I have heard this phrase for advertising a circus performance: "Live, without a net.”
In that case, we are supposed to be awed that someone would do acrobatics up high without a safety net. Truthfully, this sounds unwise to me. But in the realm of Dharma practice, it is the perfect phrase.
"Live, without a net” is what practice moves us toward.
What are the “nets” that we use? I am using the word “net” to mean something that we bring into an encounter as an extra, often unseen, prop. It lowers the quality of attention. It hangs in the wings or beneath us, not as a beneficial support, but as an appendage / something awkward. It is not an accident that a net is also something that can bind us. When a net like this is not seen, it ties us up.
One such net is actually called that -- the Internet. The mere presence of a cell phone on the table during an interaction has been found to reduce both the cognitive ability and emotional / empathetic connection between the people.
But if the nets were only external, it would be a pretty easy problem to solve. The far bigger issue is the internal nets that bind us. One is the past.
Important and often unseen components of our experience are the past associations that come up based on what’s happening now. For instance, someone we meet might resemble an old romantic partner or college roommate, and so we bring in emotions or reactions associated with the older experience and not necessarily relevant to what’s happening now. Sometimes this happens subconsciously if the association is subtle, such as the person’s accent or way of walking.
It’s not so much that we need to delve into the psychology and figure out what relationship issues are coming up through this past association. A more Dharmic approach is simply to notice how perception works in the mind: Past experience automatically comes into present-moment experience, and we need (a) mindfulness to see that, and (b) wisdom to know whether the past association is relevant or not.

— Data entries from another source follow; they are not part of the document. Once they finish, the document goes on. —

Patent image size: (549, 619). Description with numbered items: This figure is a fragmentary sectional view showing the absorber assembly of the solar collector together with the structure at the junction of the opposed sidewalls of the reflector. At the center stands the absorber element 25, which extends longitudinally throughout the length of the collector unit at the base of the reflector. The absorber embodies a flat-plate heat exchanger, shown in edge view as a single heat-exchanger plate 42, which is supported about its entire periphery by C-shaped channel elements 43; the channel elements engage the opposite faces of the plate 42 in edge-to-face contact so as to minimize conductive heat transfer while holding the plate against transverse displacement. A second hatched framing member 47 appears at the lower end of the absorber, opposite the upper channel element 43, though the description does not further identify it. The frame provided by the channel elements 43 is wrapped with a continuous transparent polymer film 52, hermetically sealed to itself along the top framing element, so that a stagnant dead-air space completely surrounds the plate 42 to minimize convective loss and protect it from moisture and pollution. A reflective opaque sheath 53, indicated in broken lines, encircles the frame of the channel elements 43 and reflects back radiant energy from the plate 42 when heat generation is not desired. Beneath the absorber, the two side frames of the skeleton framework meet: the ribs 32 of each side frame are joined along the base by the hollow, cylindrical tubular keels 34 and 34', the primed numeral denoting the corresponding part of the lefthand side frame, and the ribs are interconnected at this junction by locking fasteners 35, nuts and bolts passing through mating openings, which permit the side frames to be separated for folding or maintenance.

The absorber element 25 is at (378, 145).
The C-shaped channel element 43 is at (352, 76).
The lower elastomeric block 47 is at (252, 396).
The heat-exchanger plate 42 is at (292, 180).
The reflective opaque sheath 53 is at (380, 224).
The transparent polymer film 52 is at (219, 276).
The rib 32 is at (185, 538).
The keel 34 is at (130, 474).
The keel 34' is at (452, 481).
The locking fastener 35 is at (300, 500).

If we lack sufficient mindfulness or wisdom, then the past association divides our attention, drains away energy, and generally lowers the quality of the attention we have to respond truly to this person right in front of us.

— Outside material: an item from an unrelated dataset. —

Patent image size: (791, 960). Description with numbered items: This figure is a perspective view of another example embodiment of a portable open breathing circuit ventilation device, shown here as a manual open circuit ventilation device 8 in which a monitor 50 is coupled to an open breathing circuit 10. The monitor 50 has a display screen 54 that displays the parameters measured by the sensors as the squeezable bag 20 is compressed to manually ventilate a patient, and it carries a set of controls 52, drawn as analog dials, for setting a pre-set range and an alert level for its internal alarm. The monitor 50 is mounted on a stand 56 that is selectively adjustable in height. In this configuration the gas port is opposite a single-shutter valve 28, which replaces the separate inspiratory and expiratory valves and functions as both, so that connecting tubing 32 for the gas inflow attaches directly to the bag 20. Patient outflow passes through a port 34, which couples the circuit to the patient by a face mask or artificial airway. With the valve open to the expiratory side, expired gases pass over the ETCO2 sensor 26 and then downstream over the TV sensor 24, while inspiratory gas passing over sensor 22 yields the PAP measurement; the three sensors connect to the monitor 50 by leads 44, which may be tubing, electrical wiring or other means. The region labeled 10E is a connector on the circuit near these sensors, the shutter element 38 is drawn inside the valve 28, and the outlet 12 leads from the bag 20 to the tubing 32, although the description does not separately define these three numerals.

Our views (or ways of seeing things, or orientations toward things), have quite an influence too. If I carry the view that meditators are generally boring to talk with, then I am much more likely to be bored at a meditation center than if I didn’t carry that view. I would walk in with that filter, and it would influence my experience.
And that actually lowers the quality of my attention because I am only attending to part of the picture. Remember that high-quality attention is fresh and receptive, open to what is actually here. Fixed views limit and confine what I can see.

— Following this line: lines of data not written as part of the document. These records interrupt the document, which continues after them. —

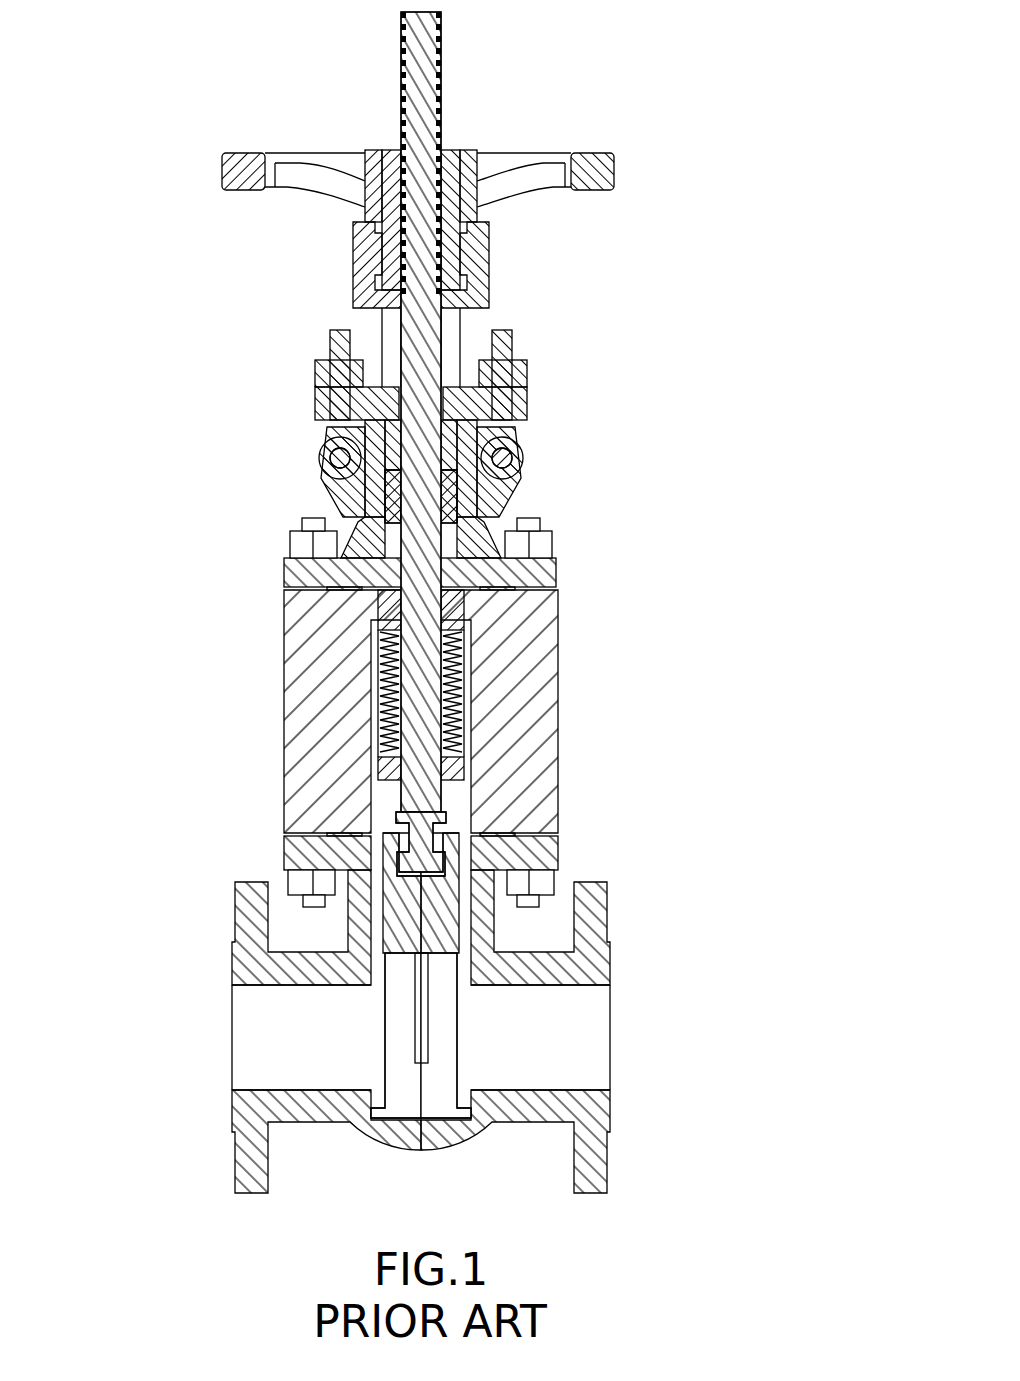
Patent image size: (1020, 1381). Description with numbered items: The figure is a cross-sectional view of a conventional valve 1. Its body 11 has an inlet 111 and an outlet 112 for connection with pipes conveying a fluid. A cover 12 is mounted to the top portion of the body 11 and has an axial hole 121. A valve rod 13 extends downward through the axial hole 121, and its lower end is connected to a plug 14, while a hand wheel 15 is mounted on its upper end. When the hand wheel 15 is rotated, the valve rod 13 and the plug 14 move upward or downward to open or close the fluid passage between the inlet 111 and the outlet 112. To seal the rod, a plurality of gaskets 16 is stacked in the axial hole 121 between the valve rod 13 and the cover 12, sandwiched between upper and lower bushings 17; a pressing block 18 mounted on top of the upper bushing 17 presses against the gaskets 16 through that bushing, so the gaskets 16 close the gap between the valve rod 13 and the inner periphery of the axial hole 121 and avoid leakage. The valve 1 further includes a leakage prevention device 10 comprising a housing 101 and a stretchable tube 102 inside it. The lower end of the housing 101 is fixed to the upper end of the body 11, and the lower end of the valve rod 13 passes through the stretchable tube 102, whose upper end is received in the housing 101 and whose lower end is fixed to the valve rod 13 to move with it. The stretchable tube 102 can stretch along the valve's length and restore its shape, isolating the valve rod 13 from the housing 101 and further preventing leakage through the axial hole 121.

The valve 1 is at (140, 620).
The leakage prevention device 10 is at (470, 697).
The housing 101 is at (543, 788).
The stretchable tube 102 is at (462, 683).
The body 11 is at (358, 1115).
The inlet 111 is at (248, 1013).
The outlet 112 is at (600, 1016).
The cover 12 is at (545, 568).
The axial hole 121 is at (383, 512).
The valve rod 13 is at (413, 645).
The plug 14 is at (408, 918).
The hand wheel 15 is at (603, 158).
The gaskets 16 is at (388, 476).
The bushings 17 is at (388, 427).
The pressing block 18 is at (520, 386).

So stepping back, we have now talked about internal conditions that may prevent us from having high-quality attention: Memories or past associations, and also views. When are they an actual distraction? In general, we get distracted by internal events if we don’t have enough attentional strength. We have a reaction or a response because of our past or because of views, and if we can’t hold it, it can take over.
Quality of attention is part of the path – it shifts and changes over time. And each moment of awareness is an advance; you never go backward. The quality gets higher and higher, on average. More and more, we are "live, without a net." And as we get used to practicing this way, it can actually feel as if there is “no net,” no ground. Or sometimes it feels more like having no reference points. This too is practice.